For the year to August 28, 2010, Debenhams Retail (Ireland) reported pre-tax losses of more than €12m. This compares with a profit of €6m in the previous year.
Turnover in the year was down from €188m to €170m at their Irish department stores.
Debenhams’ activities expose it to a variety of financial risks that include the effects of changes in funding and liquidity risk, credit risk and foreign exchange risk, according to the company’s accounts.
“After reviewing current performance and detailed forecasts, taking into account available bank facilities and making further enquiries as considered appropriate, the directors are satisfied that the company has reasonable resources to enable it to continue in business for the foreseeable future. For this reason, the directors believe it is appropriate to adopt the going concern basis in preparing these financial statements,” the accounts read.
Staff costs amounted to €50.8m compared with €41.9m in the previous year. Employee numbers fell from 1,826 to 1,803, as the company took a €10.6m hit on restructuring costs.
The company previously said the restructuring of the business in Ireland will “ensure that the business has the flexible and right-sized workforce that it needs for the future”.

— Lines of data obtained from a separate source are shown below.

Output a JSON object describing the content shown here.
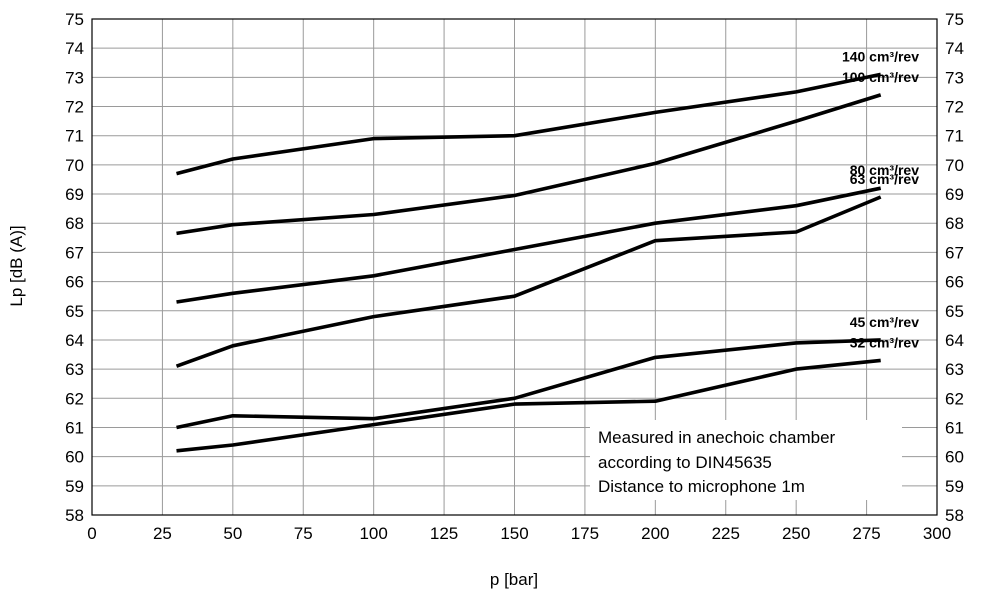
{
  "chart_data": {
    "type": "line",
    "xlabel": "p [bar]",
    "ylabel": "Lp [dB (A)]",
    "xlim": [
      0,
      300
    ],
    "ylim": [
      58,
      75
    ],
    "x_ticks": [
      "0",
      "25",
      "50",
      "75",
      "100",
      "125",
      "150",
      "175",
      "200",
      "225",
      "250",
      "275",
      "300"
    ],
    "y_ticks": [
      "58",
      "59",
      "60",
      "61",
      "62",
      "63",
      "64",
      "65",
      "66",
      "67",
      "68",
      "69",
      "70",
      "71",
      "72",
      "73",
      "74",
      "75"
    ],
    "grid": true,
    "series": [
      {
        "name": "140 cm³/rev",
        "x": [
          30,
          50,
          100,
          150,
          200,
          250,
          280
        ],
        "y": [
          69.7,
          70.2,
          70.9,
          71.0,
          71.8,
          72.5,
          73.1
        ]
      },
      {
        "name": "100 cm³/rev",
        "x": [
          30,
          50,
          100,
          150,
          200,
          250,
          280
        ],
        "y": [
          67.65,
          67.95,
          68.3,
          68.95,
          70.05,
          71.5,
          72.4
        ]
      },
      {
        "name": "80 cm³/rev",
        "x": [
          30,
          50,
          100,
          150,
          200,
          250,
          280
        ],
        "y": [
          65.3,
          65.6,
          66.2,
          67.1,
          68.0,
          68.6,
          69.2
        ]
      },
      {
        "name": "63 cm³/rev",
        "x": [
          30,
          50,
          100,
          150,
          200,
          250,
          280
        ],
        "y": [
          63.1,
          63.8,
          64.8,
          65.5,
          67.4,
          67.7,
          68.9
        ]
      },
      {
        "name": "45 cm³/rev",
        "x": [
          30,
          50,
          100,
          150,
          200,
          250,
          280
        ],
        "y": [
          61.0,
          61.4,
          61.3,
          62.0,
          63.4,
          63.9,
          64.0
        ]
      },
      {
        "name": "32 cm³/rev",
        "x": [
          30,
          50,
          100,
          150,
          200,
          250,
          280
        ],
        "y": [
          60.2,
          60.4,
          61.1,
          61.8,
          61.9,
          63.0,
          63.3
        ]
      }
    ],
    "annotation": [
      "Measured in anechoic chamber",
      "according to DIN45635",
      "Distance to microphone 1m"
    ]
  },
  "colors": {
    "line": "#000000",
    "grid": "#9a9a9a",
    "background": "#ffffff"
  }
}
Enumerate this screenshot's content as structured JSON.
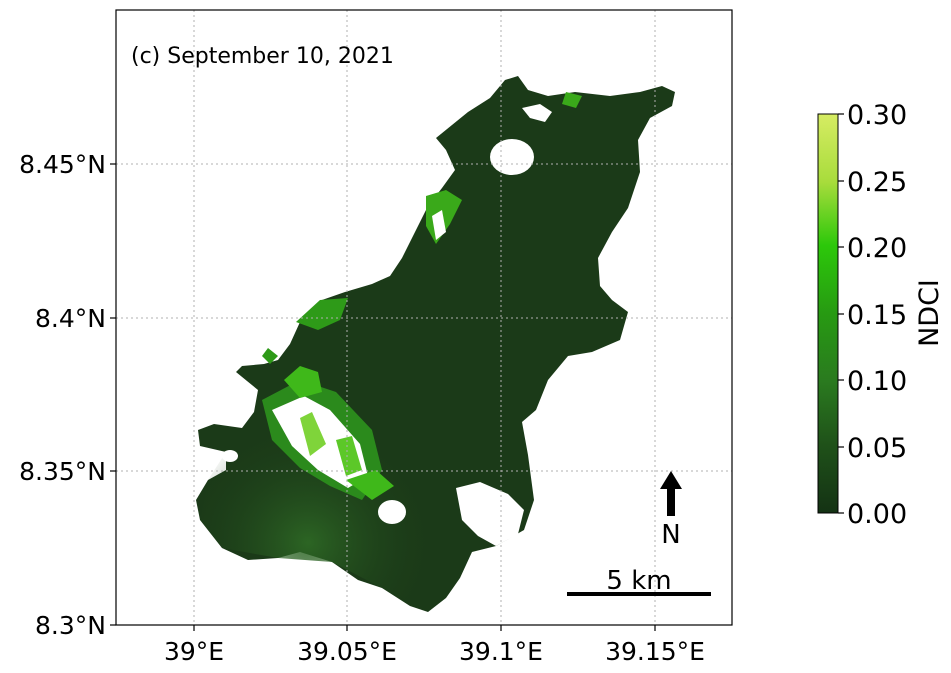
{
  "panel_label": "(c) September 10, 2021",
  "axes": {
    "x_ticks": [
      "39°E",
      "39.05°E",
      "39.1°E",
      "39.15°E"
    ],
    "y_ticks": [
      "8.45°N",
      "8.4°N",
      "8.35°N",
      "8.3°N"
    ],
    "x_range_deg": [
      38.975,
      39.175
    ],
    "y_range_deg": [
      8.3,
      8.5
    ],
    "grid": "on, dotted"
  },
  "colorbar": {
    "label": "NDCI",
    "ticks": [
      "0.00",
      "0.05",
      "0.10",
      "0.15",
      "0.20",
      "0.25",
      "0.30"
    ],
    "range": [
      0.0,
      0.3
    ],
    "colors": [
      "#143214",
      "#1f5119",
      "#2a7a1f",
      "#279a12",
      "#2cc80a",
      "#a8dc3c",
      "#d6ec63"
    ]
  },
  "scale_bar": {
    "label": "5 km"
  },
  "north_arrow": {
    "label": "N"
  },
  "water_color": "#1b3a18"
}
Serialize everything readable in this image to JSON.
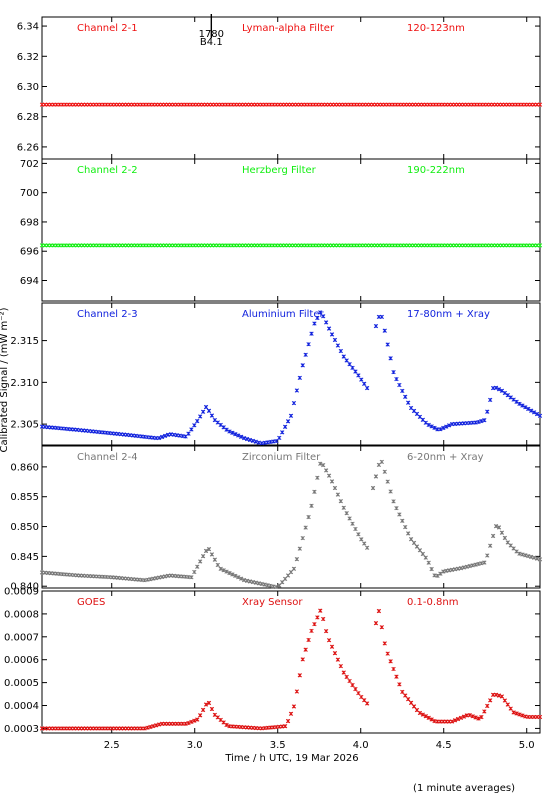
{
  "chart_data": {
    "type": "scatter",
    "xlabel": "Time / h UTC, 19 Mar 2026",
    "ylabel": "Calibrated Signal / (mW m⁻²)",
    "footnote": "(1 minute averages)",
    "xlim": [
      2.08,
      5.08
    ],
    "xticks": [
      2.5,
      3.0,
      3.5,
      4.0,
      4.5,
      5.0
    ],
    "xtick_labels": [
      "2.5",
      "3.0",
      "3.5",
      "4.0",
      "4.5",
      "5.0"
    ],
    "marker_annotation": {
      "x": 3.1,
      "label_top": "1780",
      "label_bottom": "B4.1"
    },
    "panels": [
      {
        "id": "ch21",
        "color": "#ee1111",
        "channel": "Channel 2-1",
        "filter": "Lyman-alpha Filter",
        "band": "120-123nm",
        "ylim": [
          6.252,
          6.346
        ],
        "yticks": [
          6.26,
          6.28,
          6.3,
          6.32,
          6.34
        ],
        "ytick_labels": [
          "6.26",
          "6.28",
          "6.30",
          "6.32",
          "6.34"
        ],
        "keypoints": [
          [
            2.08,
            6.288
          ],
          [
            5.08,
            6.288
          ]
        ],
        "gaps": []
      },
      {
        "id": "ch22",
        "color": "#11ee11",
        "channel": "Channel 2-2",
        "filter": "Herzberg Filter",
        "band": "190-222nm",
        "ylim": [
          692.6,
          702.3
        ],
        "yticks": [
          694,
          696,
          698,
          700,
          702
        ],
        "ytick_labels": [
          "694",
          "696",
          "698",
          "700",
          "702"
        ],
        "keypoints": [
          [
            2.08,
            696.4
          ],
          [
            5.08,
            696.4
          ]
        ],
        "gaps": []
      },
      {
        "id": "ch23",
        "color": "#1122dd",
        "channel": "Channel 2-3",
        "filter": "Aluminium Filter",
        "band": "17-80nm + Xray",
        "ylim": [
          2.3025,
          2.3195
        ],
        "yticks": [
          2.305,
          2.31,
          2.315
        ],
        "ytick_labels": [
          "2.305",
          "2.310",
          "2.315"
        ],
        "keypoints": [
          [
            2.08,
            2.3047
          ],
          [
            2.3,
            2.3043
          ],
          [
            2.6,
            2.3037
          ],
          [
            2.78,
            2.3033
          ],
          [
            2.85,
            2.3038
          ],
          [
            2.95,
            2.3035
          ],
          [
            3.02,
            2.3055
          ],
          [
            3.07,
            2.3071
          ],
          [
            3.12,
            2.3055
          ],
          [
            3.2,
            2.3042
          ],
          [
            3.3,
            2.3033
          ],
          [
            3.4,
            2.3027
          ],
          [
            3.5,
            2.303
          ],
          [
            3.58,
            2.306
          ],
          [
            3.65,
            2.312
          ],
          [
            3.72,
            2.317
          ],
          [
            3.76,
            2.3185
          ],
          [
            3.82,
            2.316
          ],
          [
            3.9,
            2.313
          ],
          [
            3.98,
            2.311
          ],
          [
            4.05,
            2.309
          ],
          [
            4.08,
            2.316
          ],
          [
            4.12,
            2.3185
          ],
          [
            4.2,
            2.311
          ],
          [
            4.3,
            2.307
          ],
          [
            4.4,
            2.305
          ],
          [
            4.47,
            2.3043
          ],
          [
            4.55,
            2.305
          ],
          [
            4.7,
            2.3052
          ],
          [
            4.75,
            2.3055
          ],
          [
            4.8,
            2.3095
          ],
          [
            4.85,
            2.309
          ],
          [
            4.95,
            2.3075
          ],
          [
            5.08,
            2.306
          ]
        ],
        "gaps": [
          [
            4.05,
            4.08
          ]
        ]
      },
      {
        "id": "ch24",
        "color": "#777777",
        "channel": "Channel 2-4",
        "filter": "Zirconium Filter",
        "band": "6-20nm + Xray",
        "ylim": [
          0.8397,
          0.8635
        ],
        "yticks": [
          0.84,
          0.845,
          0.85,
          0.855,
          0.86
        ],
        "ytick_labels": [
          "0.840",
          "0.845",
          "0.850",
          "0.855",
          "0.860"
        ],
        "keypoints": [
          [
            2.08,
            0.8423
          ],
          [
            2.3,
            0.8418
          ],
          [
            2.5,
            0.8415
          ],
          [
            2.7,
            0.841
          ],
          [
            2.85,
            0.8418
          ],
          [
            2.98,
            0.8415
          ],
          [
            3.05,
            0.845
          ],
          [
            3.08,
            0.8465
          ],
          [
            3.15,
            0.843
          ],
          [
            3.3,
            0.841
          ],
          [
            3.5,
            0.8398
          ],
          [
            3.6,
            0.843
          ],
          [
            3.7,
            0.853
          ],
          [
            3.76,
            0.861
          ],
          [
            3.82,
            0.858
          ],
          [
            3.9,
            0.853
          ],
          [
            4.0,
            0.848
          ],
          [
            4.05,
            0.846
          ],
          [
            4.07,
            0.856
          ],
          [
            4.12,
            0.8615
          ],
          [
            4.2,
            0.854
          ],
          [
            4.3,
            0.848
          ],
          [
            4.4,
            0.8445
          ],
          [
            4.45,
            0.8415
          ],
          [
            4.5,
            0.8425
          ],
          [
            4.6,
            0.843
          ],
          [
            4.75,
            0.844
          ],
          [
            4.82,
            0.8505
          ],
          [
            4.88,
            0.8475
          ],
          [
            4.95,
            0.8455
          ],
          [
            5.08,
            0.8445
          ]
        ],
        "gaps": [
          [
            4.05,
            4.07
          ]
        ]
      },
      {
        "id": "goes",
        "color": "#dd1111",
        "channel": "GOES",
        "filter": "Xray Sensor",
        "band": "0.1-0.8nm",
        "ylim": [
          0.00028,
          0.0009
        ],
        "yticks": [
          0.0003,
          0.0004,
          0.0005,
          0.0006,
          0.0007,
          0.0008,
          0.0009
        ],
        "ytick_labels": [
          "0.0003",
          "0.0004",
          "0.0005",
          "0.0006",
          "0.0007",
          "0.0008",
          "0.0009"
        ],
        "keypoints": [
          [
            2.08,
            0.0003
          ],
          [
            2.5,
            0.0003
          ],
          [
            2.7,
            0.0003
          ],
          [
            2.8,
            0.00032
          ],
          [
            2.95,
            0.00032
          ],
          [
            3.02,
            0.00034
          ],
          [
            3.08,
            0.00042
          ],
          [
            3.12,
            0.00036
          ],
          [
            3.2,
            0.00031
          ],
          [
            3.4,
            0.0003
          ],
          [
            3.55,
            0.00031
          ],
          [
            3.6,
            0.0004
          ],
          [
            3.65,
            0.0006
          ],
          [
            3.7,
            0.00072
          ],
          [
            3.76,
            0.00082
          ],
          [
            3.8,
            0.0007
          ],
          [
            3.9,
            0.00054
          ],
          [
            4.0,
            0.00044
          ],
          [
            4.05,
            0.0004
          ],
          [
            4.08,
            0.00063
          ],
          [
            4.1,
            0.00085
          ],
          [
            4.15,
            0.00065
          ],
          [
            4.25,
            0.00046
          ],
          [
            4.35,
            0.00037
          ],
          [
            4.45,
            0.00033
          ],
          [
            4.55,
            0.00033
          ],
          [
            4.65,
            0.00036
          ],
          [
            4.72,
            0.00034
          ],
          [
            4.8,
            0.00045
          ],
          [
            4.85,
            0.00044
          ],
          [
            4.92,
            0.00037
          ],
          [
            5.0,
            0.00035
          ],
          [
            5.08,
            0.00035
          ]
        ],
        "gaps": [
          [
            4.05,
            4.08
          ]
        ]
      }
    ]
  }
}
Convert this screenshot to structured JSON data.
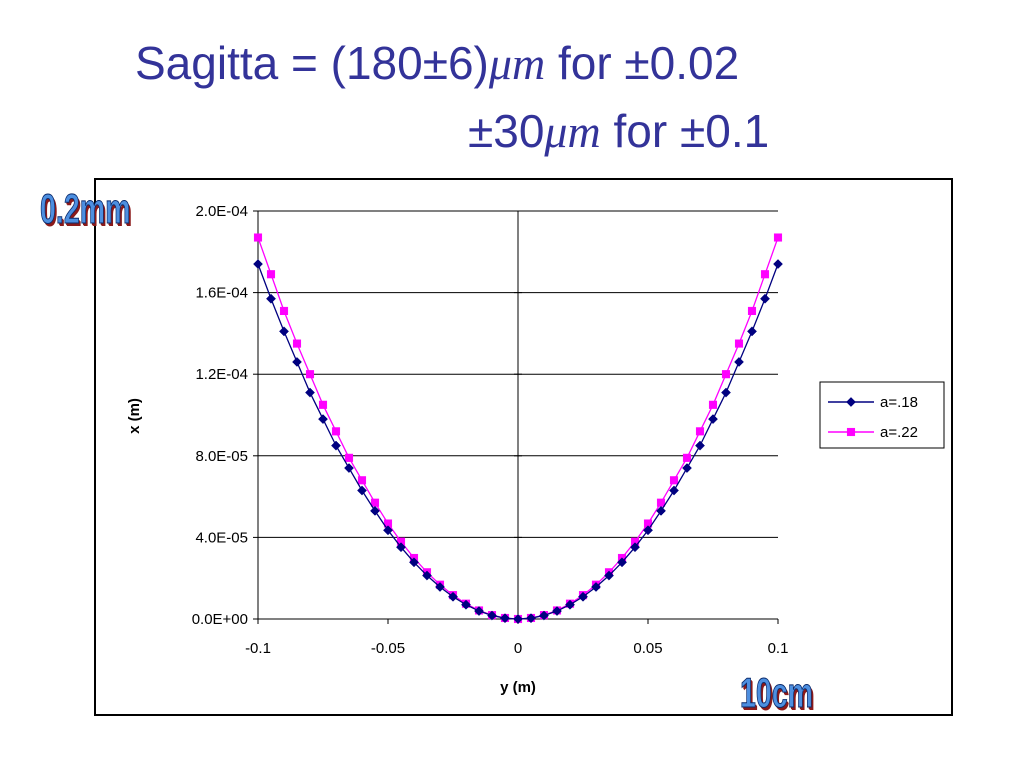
{
  "slide": {
    "title_line1_a": "Sagitta = (180",
    "title_line1_pm": "±",
    "title_line1_b": "6)",
    "title_line1_mu": "μm",
    "title_line1_c": " for ",
    "title_line1_pm2": "±",
    "title_line1_d": "0.02",
    "title_line2_pm": "±",
    "title_line2_a": "30",
    "title_line2_mu": "μm",
    "title_line2_b": " for ",
    "title_line2_pm2": "±",
    "title_line2_c": "0.1",
    "callout_y": "0.2mm",
    "callout_x": "10cm",
    "text_color": "#333399"
  },
  "chart_data": {
    "type": "line",
    "title": "",
    "xlabel": "y (m)",
    "ylabel": "x (m)",
    "xlim": [
      -0.1,
      0.1
    ],
    "ylim": [
      0,
      0.0002
    ],
    "x_ticks": [
      -0.1,
      -0.05,
      0,
      0.05,
      0.1
    ],
    "x_tick_labels": [
      "-0.1",
      "-0.05",
      "0",
      "0.05",
      "0.1"
    ],
    "y_ticks": [
      0,
      4e-05,
      8e-05,
      0.00012,
      0.00016,
      0.0002
    ],
    "y_tick_labels": [
      "0.0E+00",
      "4.0E-05",
      "8.0E-05",
      "1.2E-04",
      "1.6E-04",
      "2.0E-04"
    ],
    "grid": "horizontal",
    "legend_position": "right",
    "x": [
      -0.1,
      -0.095,
      -0.09,
      -0.085,
      -0.08,
      -0.075,
      -0.07,
      -0.065,
      -0.06,
      -0.055,
      -0.05,
      -0.045,
      -0.04,
      -0.035,
      -0.03,
      -0.025,
      -0.02,
      -0.015,
      -0.01,
      -0.005,
      0,
      0.005,
      0.01,
      0.015,
      0.02,
      0.025,
      0.03,
      0.035,
      0.04,
      0.045,
      0.05,
      0.055,
      0.06,
      0.065,
      0.07,
      0.075,
      0.08,
      0.085,
      0.09,
      0.095,
      0.1
    ],
    "series": [
      {
        "name": "a=.18",
        "color": "#000080",
        "marker": "diamond",
        "values": [
          0.000174,
          0.000157,
          0.000141,
          0.000126,
          0.000111,
          9.8e-05,
          8.5e-05,
          7.4e-05,
          6.3e-05,
          5.3e-05,
          4.35e-05,
          3.52e-05,
          2.78e-05,
          2.13e-05,
          1.57e-05,
          1.09e-05,
          7e-06,
          3.9e-06,
          1.7e-06,
          4e-07,
          0,
          4e-07,
          1.7e-06,
          3.9e-06,
          7e-06,
          1.09e-05,
          1.57e-05,
          2.13e-05,
          2.78e-05,
          3.52e-05,
          4.35e-05,
          5.3e-05,
          6.3e-05,
          7.4e-05,
          8.5e-05,
          9.8e-05,
          0.000111,
          0.000126,
          0.000141,
          0.000157,
          0.000174
        ]
      },
      {
        "name": "a=.22",
        "color": "#ff00ff",
        "marker": "square",
        "values": [
          0.000187,
          0.000169,
          0.000151,
          0.000135,
          0.00012,
          0.000105,
          9.2e-05,
          7.9e-05,
          6.8e-05,
          5.7e-05,
          4.68e-05,
          3.79e-05,
          2.99e-05,
          2.29e-05,
          1.68e-05,
          1.17e-05,
          7.5e-06,
          4.2e-06,
          1.9e-06,
          5e-07,
          0,
          5e-07,
          1.9e-06,
          4.2e-06,
          7.5e-06,
          1.17e-05,
          1.68e-05,
          2.29e-05,
          2.99e-05,
          3.79e-05,
          4.68e-05,
          5.7e-05,
          6.8e-05,
          7.9e-05,
          9.2e-05,
          0.000105,
          0.00012,
          0.000135,
          0.000151,
          0.000169,
          0.000187
        ]
      }
    ]
  }
}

During the year the company received a capital contribution in the form of a loan note of €46,493,574 from Debenhams Retail Holdings (Ireland).
“This capital contribution was used to repay the company’s balance due to Debenhams Retail Plc, a 100% fellow subsidiary of Debenhams Plc, the company’s ultimate parent company. A further capital contribution, in the form of cash totalling €8,999,990, was also received during the year from Debenhams Retail Holdings (Ireland) Limited,” the accounts read.
The directors do not recommend the payment of a dividend.
Debenhams, which entered the Irish market by acquiring Roches Stores in 2006 and now has 10 stores around the country, moved to cut around 170 jobs in its Irish division through a voluntary redundancy scheme last year.